GraphQuestions[1] is such a QA dataset specified many characteristics of a question, including structural complexity, answer cardinality, function, commonness, and even paraphrasing. It contains over 5000 pairs of question-logical forms, where each question is associated with ground-truth answer from the knowledge base. In the process of constructing this dataset, a semi-automated framework was proposed, where an intermediate graph query representation, automatically generated from a knowledge base, was used to guide to formalize the characteristics of a question. Human annotators converted these graph queries to natural language questions, and then produced many more questions with the same meaning using two levels of paraphrases, i.e. entity and question.
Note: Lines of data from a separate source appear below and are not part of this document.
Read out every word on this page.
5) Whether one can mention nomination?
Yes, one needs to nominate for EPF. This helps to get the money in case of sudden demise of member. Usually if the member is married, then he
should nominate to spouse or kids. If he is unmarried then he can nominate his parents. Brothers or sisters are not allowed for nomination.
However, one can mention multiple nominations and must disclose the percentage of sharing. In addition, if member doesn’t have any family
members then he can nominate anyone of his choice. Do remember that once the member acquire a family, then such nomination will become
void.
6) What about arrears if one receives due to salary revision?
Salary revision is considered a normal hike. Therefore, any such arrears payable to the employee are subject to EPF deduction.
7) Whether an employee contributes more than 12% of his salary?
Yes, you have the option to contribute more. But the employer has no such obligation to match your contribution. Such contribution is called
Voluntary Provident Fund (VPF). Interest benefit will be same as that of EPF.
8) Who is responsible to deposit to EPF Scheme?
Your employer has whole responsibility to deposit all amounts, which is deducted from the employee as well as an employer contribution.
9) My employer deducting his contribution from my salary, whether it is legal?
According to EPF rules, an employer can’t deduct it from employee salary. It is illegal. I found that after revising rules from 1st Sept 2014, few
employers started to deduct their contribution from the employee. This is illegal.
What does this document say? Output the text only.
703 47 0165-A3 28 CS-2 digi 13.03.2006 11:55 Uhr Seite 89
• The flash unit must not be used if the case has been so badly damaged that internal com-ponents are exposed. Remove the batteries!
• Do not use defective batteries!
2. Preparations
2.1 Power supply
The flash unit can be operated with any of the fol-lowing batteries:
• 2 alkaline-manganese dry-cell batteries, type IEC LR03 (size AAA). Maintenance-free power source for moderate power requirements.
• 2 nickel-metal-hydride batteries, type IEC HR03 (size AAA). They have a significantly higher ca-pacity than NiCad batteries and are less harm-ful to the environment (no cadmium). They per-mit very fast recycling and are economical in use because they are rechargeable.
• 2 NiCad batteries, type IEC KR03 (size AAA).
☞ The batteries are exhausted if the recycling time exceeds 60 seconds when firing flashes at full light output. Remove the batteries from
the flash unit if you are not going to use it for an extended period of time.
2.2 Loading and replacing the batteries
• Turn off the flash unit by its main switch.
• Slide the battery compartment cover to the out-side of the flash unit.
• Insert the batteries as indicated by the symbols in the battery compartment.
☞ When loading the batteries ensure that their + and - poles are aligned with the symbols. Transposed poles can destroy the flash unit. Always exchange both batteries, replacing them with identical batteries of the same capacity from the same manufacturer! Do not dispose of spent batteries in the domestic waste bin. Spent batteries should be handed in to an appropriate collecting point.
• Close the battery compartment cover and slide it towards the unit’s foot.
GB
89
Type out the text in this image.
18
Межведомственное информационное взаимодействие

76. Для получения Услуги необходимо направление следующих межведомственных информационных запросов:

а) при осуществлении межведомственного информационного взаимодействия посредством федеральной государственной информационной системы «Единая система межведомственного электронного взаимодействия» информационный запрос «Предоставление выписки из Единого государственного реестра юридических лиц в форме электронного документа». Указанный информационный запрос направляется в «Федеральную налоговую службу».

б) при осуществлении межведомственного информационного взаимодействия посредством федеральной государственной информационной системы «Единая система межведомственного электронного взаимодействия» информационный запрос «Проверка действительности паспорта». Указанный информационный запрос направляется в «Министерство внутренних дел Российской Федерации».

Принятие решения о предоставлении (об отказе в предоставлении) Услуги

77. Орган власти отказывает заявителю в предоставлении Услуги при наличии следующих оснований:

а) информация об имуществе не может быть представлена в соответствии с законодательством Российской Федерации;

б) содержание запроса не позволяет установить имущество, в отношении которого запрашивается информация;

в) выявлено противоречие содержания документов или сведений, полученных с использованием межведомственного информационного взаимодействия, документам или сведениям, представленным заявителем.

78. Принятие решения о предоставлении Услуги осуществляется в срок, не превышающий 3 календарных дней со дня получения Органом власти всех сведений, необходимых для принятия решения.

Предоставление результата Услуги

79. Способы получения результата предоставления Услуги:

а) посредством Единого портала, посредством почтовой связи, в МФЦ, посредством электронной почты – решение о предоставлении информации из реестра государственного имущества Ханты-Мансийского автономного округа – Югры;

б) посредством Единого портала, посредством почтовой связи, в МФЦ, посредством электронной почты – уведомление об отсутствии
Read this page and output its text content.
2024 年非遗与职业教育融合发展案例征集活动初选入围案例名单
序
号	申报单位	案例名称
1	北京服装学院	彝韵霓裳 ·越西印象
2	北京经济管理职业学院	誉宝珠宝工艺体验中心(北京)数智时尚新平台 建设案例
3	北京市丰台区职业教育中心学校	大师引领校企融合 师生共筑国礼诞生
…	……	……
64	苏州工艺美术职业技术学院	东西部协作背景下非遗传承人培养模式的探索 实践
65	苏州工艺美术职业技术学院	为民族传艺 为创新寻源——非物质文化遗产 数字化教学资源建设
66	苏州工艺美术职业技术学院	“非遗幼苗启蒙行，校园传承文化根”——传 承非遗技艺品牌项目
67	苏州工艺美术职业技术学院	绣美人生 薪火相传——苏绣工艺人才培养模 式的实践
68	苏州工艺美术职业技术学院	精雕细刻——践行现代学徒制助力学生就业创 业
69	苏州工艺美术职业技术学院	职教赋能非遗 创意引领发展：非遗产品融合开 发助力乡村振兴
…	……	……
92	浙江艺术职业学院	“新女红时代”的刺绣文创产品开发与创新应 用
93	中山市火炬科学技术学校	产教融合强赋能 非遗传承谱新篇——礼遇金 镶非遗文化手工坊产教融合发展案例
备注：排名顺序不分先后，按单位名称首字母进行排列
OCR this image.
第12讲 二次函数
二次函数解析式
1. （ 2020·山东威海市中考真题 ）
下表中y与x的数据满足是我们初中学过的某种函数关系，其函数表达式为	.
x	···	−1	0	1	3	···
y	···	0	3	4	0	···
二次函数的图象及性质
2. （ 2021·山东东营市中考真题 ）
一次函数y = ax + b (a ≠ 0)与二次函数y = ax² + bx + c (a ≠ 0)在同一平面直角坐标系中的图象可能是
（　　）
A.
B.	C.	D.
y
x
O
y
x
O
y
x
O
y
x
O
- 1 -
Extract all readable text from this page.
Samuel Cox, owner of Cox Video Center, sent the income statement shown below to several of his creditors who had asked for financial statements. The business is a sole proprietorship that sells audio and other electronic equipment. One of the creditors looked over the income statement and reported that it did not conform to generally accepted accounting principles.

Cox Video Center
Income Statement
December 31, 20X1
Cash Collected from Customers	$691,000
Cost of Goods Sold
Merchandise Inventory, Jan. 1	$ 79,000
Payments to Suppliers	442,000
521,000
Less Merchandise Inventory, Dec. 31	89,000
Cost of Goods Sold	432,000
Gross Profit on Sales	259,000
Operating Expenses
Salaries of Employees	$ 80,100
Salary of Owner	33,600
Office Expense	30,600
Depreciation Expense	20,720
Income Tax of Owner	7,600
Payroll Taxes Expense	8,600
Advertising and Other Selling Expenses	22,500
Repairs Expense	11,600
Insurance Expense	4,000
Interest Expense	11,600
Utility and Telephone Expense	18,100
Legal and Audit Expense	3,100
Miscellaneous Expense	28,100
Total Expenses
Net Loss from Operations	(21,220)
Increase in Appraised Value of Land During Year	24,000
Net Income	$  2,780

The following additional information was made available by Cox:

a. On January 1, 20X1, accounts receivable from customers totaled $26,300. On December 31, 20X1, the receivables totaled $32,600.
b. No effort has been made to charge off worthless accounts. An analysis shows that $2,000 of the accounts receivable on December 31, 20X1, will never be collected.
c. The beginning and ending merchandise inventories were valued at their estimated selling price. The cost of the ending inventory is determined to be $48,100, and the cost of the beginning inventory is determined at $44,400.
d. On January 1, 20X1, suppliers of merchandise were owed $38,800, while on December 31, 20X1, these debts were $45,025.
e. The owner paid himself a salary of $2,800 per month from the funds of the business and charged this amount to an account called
This dataset can be downloaded via the link
Model / System | Year | Accuracy | F1 | Reported by |
---|---|---|---|---|
ChatGPT | 2023 | 53.10 | - | Tan et. al. |
GPT-3.5v3 | 2023 | 47.95 | - | Tan et. al. |
GPT-3.5v2 | 2023 | 40.85 | - | Tan et. al. |
GPT-3 | 2023 | 38.32 | - | Tan et. al. |
FLAN-T5 | 2023 | 32.27 | - | Tan et. al. |
[1] Su, Yu, Huan Sun, Brian Sadler, Mudhakar Srivatsa, Izzeddin Gür, Zenghui Yan, and Xifeng Yan. On generating characteristic-rich question sets for qa evaluation. In Proceedings of the 2016 Conference on Empirical Methods in Natural Language Processing, pp. 562-572. 2016.